Bortezomib is a Proteasome Inhibitor (PI) that reversibly targets the threonine residue of the 26S proteasome, an enzyme that plays a crucial role in regulating protein degradation [125]. The inhibition of the proteasome results in a build-up of regulatory and cell cycle proteins, ultimately leading to cell death. One central mechanism by which bortezomib functions in MM is through stabilizing the NF-kB complex, described as transcriptional activators of the FA pathway [71,126]. Other effects in MM include depleting MM cells of Ubiquitin and abrogation of H2AX polyubiquitination, a necessary step in recruiting BRCA1 and RAD51 to the sites of DSBs and the initiation of HR mediated repair [33]. This bortezomib-induced BRCAness has also been shown to sensitize MM cells to PARP inhibitors, therefore resulting in a contextual synthetic lethality [33]. This introduces a potential clinical benefit of combining bortezomib with PARPi to target DNA repair pathways and induce synthetic lethality.

Immunomodulatory drugs (IMiDs) are structural and functional analogues of thalidomide that are used widely used as induction therapy for both transplant eligible and ineligible patients, in maintenance therapy and for relapsed/refractory disease [127,128]. IMiDs are drugs that can bind to F-box protein cereblon, a member of the Ubiquitin Ligase Complex [129]. Very few data in the literature report a possible association between DNA repair features and IMiDs. One study examined 28 relapsed/refractory MM treated with Thalidomide and found higher response rates in patients with polymorphisms in NHEJ and NER genes: ERCC1, ERCC5, or XRCC5 [130]. They also found more prolonged overall survival in patients with ERCC1 and XRCC5 polymorphisms.

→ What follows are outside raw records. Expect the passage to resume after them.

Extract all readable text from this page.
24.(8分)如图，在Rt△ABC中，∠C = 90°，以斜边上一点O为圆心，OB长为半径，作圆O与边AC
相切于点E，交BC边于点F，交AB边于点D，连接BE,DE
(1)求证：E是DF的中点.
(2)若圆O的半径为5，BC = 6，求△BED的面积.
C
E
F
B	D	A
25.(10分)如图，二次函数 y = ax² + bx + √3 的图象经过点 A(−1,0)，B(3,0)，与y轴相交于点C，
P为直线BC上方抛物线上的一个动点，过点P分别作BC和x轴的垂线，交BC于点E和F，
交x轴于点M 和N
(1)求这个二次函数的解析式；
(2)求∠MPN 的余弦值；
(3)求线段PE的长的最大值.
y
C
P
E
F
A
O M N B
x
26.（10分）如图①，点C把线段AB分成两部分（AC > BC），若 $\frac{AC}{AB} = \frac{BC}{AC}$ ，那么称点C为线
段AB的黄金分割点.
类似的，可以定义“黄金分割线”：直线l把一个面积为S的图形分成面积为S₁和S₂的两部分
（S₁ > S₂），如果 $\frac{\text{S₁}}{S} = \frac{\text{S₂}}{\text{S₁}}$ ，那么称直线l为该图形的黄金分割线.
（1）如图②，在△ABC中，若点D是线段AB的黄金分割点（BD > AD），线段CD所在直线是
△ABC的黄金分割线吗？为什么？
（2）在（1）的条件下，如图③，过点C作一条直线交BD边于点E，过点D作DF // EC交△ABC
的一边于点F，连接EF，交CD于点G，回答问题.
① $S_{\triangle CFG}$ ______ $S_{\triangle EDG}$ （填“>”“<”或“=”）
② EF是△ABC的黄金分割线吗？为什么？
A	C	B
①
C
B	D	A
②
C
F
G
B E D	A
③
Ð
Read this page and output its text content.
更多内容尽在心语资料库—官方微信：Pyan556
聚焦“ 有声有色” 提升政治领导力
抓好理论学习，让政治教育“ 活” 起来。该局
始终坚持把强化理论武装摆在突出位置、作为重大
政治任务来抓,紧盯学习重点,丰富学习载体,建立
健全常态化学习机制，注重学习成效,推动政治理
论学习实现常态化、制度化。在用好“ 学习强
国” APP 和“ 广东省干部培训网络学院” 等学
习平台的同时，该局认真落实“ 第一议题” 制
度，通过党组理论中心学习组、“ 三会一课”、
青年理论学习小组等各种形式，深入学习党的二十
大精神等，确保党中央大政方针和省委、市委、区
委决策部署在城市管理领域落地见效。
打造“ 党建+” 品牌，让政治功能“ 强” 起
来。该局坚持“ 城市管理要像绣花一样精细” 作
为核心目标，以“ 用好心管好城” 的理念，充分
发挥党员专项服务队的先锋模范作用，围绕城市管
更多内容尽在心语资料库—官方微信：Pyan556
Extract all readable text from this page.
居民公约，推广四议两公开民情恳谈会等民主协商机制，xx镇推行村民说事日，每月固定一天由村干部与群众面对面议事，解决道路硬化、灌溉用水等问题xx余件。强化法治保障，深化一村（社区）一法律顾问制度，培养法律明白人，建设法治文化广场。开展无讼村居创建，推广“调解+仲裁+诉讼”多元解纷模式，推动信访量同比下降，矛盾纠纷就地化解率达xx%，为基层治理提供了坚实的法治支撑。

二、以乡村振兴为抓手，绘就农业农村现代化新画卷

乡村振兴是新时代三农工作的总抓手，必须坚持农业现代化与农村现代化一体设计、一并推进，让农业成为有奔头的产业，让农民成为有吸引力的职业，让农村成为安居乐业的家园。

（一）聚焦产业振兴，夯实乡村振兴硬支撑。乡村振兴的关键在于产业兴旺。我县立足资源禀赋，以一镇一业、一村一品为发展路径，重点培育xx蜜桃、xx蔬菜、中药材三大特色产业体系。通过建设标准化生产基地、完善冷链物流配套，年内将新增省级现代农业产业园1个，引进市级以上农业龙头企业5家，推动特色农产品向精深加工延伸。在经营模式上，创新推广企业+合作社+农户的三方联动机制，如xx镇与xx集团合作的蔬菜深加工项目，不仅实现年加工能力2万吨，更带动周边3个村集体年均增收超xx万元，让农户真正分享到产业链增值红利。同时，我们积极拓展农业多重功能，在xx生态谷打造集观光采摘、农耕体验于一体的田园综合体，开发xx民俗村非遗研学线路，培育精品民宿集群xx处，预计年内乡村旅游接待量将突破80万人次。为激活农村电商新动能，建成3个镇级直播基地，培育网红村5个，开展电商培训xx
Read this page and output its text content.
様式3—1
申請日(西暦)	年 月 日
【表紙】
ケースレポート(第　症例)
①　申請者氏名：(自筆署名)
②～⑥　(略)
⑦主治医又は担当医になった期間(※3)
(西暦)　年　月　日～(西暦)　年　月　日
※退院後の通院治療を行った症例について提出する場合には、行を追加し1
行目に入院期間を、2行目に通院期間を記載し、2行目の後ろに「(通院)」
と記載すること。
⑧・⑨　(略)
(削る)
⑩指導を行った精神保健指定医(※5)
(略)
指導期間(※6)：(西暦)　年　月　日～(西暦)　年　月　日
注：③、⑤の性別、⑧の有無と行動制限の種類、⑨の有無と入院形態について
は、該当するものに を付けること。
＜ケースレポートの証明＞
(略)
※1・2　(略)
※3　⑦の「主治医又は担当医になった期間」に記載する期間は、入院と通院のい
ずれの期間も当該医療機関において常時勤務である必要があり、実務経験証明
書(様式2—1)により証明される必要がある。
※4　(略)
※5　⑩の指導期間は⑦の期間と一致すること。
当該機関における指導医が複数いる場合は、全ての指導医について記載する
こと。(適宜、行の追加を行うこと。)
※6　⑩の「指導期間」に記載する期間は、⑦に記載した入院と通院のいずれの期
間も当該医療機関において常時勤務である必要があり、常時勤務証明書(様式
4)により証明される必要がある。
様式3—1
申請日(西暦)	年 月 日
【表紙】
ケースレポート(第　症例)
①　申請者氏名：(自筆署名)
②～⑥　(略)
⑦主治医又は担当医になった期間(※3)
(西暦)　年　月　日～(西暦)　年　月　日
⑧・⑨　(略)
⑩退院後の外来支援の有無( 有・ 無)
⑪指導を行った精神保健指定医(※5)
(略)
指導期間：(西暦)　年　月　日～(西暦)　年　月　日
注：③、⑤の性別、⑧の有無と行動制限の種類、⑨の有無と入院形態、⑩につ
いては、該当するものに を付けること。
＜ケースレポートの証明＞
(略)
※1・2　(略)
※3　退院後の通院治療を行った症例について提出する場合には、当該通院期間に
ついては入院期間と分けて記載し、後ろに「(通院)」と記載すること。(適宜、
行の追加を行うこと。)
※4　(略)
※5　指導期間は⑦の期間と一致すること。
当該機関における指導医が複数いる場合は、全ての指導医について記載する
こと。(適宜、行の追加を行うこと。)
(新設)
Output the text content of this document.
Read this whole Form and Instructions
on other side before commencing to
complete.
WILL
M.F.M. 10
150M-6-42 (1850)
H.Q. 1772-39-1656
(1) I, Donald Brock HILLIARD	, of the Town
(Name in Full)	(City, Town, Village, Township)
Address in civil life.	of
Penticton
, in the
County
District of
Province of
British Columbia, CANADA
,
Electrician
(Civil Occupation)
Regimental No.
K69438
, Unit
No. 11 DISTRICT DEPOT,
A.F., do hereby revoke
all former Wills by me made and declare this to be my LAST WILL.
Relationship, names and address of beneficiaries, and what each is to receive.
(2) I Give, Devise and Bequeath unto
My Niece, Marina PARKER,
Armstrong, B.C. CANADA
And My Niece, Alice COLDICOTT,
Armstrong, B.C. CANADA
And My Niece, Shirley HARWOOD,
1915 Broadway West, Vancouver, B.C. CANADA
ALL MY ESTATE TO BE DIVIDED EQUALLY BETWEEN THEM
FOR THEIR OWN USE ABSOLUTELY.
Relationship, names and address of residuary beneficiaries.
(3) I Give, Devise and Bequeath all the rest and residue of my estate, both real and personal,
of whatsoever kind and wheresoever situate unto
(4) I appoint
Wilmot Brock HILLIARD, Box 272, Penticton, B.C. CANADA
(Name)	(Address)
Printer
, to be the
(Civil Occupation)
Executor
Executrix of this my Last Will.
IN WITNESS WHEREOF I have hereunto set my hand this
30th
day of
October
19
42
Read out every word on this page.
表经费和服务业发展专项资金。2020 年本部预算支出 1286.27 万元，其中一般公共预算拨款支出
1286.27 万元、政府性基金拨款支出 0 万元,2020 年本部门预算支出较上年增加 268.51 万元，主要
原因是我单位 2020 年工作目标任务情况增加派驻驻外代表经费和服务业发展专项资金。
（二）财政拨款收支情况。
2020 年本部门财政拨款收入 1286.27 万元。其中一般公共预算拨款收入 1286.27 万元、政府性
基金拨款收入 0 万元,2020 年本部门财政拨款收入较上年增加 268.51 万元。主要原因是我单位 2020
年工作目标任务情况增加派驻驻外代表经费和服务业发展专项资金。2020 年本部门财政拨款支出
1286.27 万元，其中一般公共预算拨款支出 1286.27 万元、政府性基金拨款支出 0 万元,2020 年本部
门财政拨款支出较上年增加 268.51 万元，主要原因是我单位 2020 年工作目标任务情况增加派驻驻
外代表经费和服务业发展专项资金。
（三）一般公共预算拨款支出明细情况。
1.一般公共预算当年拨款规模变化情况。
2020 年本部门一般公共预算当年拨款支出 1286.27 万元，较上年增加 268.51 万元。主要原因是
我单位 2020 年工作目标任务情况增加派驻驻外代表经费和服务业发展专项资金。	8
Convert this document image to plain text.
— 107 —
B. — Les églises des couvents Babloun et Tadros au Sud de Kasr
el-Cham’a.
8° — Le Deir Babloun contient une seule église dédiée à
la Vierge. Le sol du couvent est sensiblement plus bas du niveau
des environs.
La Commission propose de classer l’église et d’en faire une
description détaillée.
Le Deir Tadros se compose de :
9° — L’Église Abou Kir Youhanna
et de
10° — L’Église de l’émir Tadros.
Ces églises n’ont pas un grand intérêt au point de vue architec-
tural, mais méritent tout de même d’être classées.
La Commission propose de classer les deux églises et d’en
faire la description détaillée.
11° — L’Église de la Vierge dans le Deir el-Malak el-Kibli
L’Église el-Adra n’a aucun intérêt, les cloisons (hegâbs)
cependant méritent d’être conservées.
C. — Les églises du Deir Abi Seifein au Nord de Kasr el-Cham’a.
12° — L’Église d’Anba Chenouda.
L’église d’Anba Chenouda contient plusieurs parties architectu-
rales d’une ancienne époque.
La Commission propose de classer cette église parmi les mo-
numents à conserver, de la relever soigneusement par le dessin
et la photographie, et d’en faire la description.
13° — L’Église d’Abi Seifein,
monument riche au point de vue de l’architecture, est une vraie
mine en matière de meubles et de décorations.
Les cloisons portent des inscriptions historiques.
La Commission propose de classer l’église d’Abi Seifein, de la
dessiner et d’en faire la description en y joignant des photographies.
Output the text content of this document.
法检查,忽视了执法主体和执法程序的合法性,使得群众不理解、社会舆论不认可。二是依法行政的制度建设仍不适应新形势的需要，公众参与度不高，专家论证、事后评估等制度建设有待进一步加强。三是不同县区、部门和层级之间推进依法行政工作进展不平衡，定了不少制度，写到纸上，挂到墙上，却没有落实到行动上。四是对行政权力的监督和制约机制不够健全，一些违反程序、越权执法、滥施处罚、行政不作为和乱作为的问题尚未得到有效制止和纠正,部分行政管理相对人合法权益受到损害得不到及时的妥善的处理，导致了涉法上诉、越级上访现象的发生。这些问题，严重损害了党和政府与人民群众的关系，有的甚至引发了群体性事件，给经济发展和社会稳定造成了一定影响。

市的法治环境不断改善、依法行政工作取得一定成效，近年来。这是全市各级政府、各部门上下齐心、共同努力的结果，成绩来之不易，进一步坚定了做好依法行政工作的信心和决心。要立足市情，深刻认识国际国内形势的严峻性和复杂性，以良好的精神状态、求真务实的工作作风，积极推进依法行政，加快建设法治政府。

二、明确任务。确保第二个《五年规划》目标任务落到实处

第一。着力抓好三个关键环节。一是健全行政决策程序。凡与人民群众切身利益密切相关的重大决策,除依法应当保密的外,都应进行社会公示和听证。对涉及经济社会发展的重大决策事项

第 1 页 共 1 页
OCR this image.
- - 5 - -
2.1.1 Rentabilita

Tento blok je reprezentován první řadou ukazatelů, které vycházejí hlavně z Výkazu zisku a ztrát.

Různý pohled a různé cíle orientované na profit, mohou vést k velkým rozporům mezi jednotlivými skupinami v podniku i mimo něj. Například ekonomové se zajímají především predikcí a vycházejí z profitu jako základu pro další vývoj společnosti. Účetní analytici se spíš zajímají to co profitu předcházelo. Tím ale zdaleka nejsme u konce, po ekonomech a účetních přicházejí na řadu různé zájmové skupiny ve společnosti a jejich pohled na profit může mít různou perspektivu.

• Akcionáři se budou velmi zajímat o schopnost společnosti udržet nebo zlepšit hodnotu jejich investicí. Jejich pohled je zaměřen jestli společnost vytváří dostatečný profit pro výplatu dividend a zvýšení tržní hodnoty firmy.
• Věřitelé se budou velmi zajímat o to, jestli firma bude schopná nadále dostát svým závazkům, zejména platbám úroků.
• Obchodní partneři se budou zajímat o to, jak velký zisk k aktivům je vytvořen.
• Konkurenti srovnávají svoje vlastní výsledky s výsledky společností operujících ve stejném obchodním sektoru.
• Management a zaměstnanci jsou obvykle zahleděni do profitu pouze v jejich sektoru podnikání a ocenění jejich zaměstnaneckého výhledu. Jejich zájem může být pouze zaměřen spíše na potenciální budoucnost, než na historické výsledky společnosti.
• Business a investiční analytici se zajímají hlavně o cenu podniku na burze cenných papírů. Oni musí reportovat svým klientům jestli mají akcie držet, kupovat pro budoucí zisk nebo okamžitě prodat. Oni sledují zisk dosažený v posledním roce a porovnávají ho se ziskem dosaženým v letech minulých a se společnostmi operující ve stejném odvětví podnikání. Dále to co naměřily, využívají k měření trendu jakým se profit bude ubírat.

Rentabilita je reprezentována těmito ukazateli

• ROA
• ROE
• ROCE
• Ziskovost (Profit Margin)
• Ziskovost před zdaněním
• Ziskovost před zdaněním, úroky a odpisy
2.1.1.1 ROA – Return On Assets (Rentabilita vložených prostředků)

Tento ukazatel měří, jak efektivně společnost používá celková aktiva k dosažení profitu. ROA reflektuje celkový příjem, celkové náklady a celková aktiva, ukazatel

MM patients often experience several serial cycles of response, remission, and relapse during disease progression. As patients experience these relapses, prior therapies become less effective. This reduction in efficacy is driven by the increasing genomic complexity of the tumors and the additional acquisition of a myriad of mutations and epigenetic alterations and highlights the need for new classes of drugs with different mechanisms of action [131].

In summary, based on all the evidence presented in this paper, exploring the role of DNA damage repair pathways in the accumulation of secondary genetic events that contribute to a reduction in efficacy or drug resistance to standard treatments can provide new drug targets that can potentially offer promising results clinically.